Gently, Fletcher lifts her head from against his leg, and she thinks he’s going to kiss her, but instead he gets up and turns off the television, then says he’s going to bed.
Upstairs in the dark, she lays her arm across his chest.
“You know, we can go back if you want,” he says.
For a while she doesn’t answer.
“Do you want to?” she asks.
“No, I don’t.”
“I’m happy here,” she tells him.
“That’s good,” he replies, kissing her on the eyelids. “I am too.”
It isn’t long before she hears his breathing stretch and deepen. Before she joins him in sleep, she marvels at the fact that although she was prepared to lie, her words felt like honest ones. It’s the truth of Fletcher’s response she can’t quite take for granted.
Wale stares into the camera as if daring it to look away first. A window behind him reveals the cherry orchard’s rustling leaves. He seems to have dressed up for the occasion, wearing a collared shirt and black denim pants.

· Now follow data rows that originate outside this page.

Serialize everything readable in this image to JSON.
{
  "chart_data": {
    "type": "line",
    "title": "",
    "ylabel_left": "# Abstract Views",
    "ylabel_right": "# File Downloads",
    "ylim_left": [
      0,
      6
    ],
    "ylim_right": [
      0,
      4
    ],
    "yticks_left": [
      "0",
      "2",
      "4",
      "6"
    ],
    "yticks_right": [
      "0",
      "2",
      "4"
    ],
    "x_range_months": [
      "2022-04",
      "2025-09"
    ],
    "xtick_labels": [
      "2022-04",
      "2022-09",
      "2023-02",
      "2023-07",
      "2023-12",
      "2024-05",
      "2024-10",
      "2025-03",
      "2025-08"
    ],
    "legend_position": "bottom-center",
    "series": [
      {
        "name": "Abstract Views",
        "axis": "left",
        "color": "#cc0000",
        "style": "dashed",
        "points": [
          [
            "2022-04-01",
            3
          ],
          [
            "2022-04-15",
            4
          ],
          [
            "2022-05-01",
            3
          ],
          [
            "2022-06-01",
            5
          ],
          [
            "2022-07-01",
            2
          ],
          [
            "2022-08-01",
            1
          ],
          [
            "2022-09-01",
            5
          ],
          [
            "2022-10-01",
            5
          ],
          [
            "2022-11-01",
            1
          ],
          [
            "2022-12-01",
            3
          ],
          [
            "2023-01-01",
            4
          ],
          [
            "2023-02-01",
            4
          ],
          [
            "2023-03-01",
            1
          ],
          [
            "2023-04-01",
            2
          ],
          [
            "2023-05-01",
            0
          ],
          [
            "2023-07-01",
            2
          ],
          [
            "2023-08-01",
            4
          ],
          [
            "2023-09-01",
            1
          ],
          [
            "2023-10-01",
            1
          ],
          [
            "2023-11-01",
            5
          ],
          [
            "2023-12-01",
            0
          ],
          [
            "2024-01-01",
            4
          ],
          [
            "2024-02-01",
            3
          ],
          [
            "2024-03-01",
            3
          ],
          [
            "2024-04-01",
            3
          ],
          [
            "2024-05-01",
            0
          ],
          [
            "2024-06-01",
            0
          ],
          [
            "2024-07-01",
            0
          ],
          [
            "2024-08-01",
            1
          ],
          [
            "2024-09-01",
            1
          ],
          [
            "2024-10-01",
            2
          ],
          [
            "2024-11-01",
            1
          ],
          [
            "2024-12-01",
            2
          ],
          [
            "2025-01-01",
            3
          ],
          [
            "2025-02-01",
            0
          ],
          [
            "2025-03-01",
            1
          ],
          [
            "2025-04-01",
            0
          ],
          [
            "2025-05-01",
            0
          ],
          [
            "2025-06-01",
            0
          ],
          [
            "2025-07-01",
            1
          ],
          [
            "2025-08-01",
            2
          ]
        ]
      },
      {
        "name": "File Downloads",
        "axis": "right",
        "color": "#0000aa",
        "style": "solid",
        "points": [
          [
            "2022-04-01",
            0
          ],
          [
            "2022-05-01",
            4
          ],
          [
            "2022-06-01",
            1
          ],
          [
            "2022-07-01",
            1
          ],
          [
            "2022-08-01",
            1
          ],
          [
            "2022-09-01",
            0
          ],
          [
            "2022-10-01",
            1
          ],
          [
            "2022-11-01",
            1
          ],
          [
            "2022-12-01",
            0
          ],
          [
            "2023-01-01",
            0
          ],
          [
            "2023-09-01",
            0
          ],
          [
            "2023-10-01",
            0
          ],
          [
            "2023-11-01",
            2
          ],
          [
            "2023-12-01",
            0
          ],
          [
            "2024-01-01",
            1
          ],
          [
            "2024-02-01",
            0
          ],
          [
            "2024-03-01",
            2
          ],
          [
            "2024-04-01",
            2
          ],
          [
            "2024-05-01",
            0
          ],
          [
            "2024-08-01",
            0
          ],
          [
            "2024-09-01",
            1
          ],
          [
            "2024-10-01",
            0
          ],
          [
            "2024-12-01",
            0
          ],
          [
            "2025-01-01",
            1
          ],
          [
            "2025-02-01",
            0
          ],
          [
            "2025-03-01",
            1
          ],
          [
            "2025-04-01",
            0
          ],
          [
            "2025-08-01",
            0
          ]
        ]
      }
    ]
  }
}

“All right,” he says, sounding a little bored, “where do I start? Well, maybe the kookiest thing about the whole story is that I served my time in the army back in sixty-five. I wasn’t in college, so of course they drafted me right off the bat. Yeah, I’m not a spring chicken like you and Fletcher. The kicker is, back then I didn’t even go to Vietnam. The army found out I had certain, what do you call them, aptitudes, so I was with Special Forces in other places.” He produces rolling paper and tobacco from his pocket. “I’m not going to talk about that stuff, okay?” The camera closes in on his hands, perhaps to ascertain what
the fingers of someone in Special Forces look like. The knuckles are a bit knobbly, and there are fine dark hairs on the bottom joints.
“I did my time, then got out. After that I started rapping with guys who’d been in Vietnam. Some of them were hanging out with SDS types. That’s how I met Brid.” Once the cigarette is rolled, he flicks his lighter. “Then last December my buddy enlisted. He’d hit some hard times and wasn’t thinking straight. The two of us grew up together, and back then he saved my ass more than once, so I figured I’d join up and watch out for him. Brid was pretty pissed off about it—but I guess you know that.”

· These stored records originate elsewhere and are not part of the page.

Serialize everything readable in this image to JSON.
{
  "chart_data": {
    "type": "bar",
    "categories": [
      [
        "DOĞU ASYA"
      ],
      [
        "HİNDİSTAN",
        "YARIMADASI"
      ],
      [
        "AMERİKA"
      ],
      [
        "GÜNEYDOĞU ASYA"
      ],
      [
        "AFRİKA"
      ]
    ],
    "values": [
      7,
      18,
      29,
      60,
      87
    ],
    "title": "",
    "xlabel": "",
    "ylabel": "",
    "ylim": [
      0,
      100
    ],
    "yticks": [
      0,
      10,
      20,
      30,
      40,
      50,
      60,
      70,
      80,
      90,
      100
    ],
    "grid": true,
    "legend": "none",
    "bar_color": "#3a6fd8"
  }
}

There’s a cut, a change of angle. Now his face is visible from the other side.
“What can I tell you about Vietnam? It was a good gig, all right. For most of the guys it’s their first time out of the States. They get to Saigon and suddenly they’re in this whole other world with banana palms and two-buck whores. They love it. Lots of them think that with the nice weather, the drugs, and the easy pussy, they’ll just stay there to open a hotel once their tour’s done. Our boys don’t want to fight, they want to be Bogie in Casablanca.” He takes a long drag on his cigarette. “Who cares if the locals live in hooches made out of Coke cans? Uncle Sam feeds his boys pretty well. Every night at dinner the chaplain says the same prayer, ‘Forgive us any harm we may have done today,’ and you tell yourself that’s goddamn magnanimous of him. You repeat that little prayer before you go to bed and you think America’s doing a pretty decent thing.” He covers his mouth to cough. “You meet
some pretty interesting people, too.” At this he gazes past the camera intently.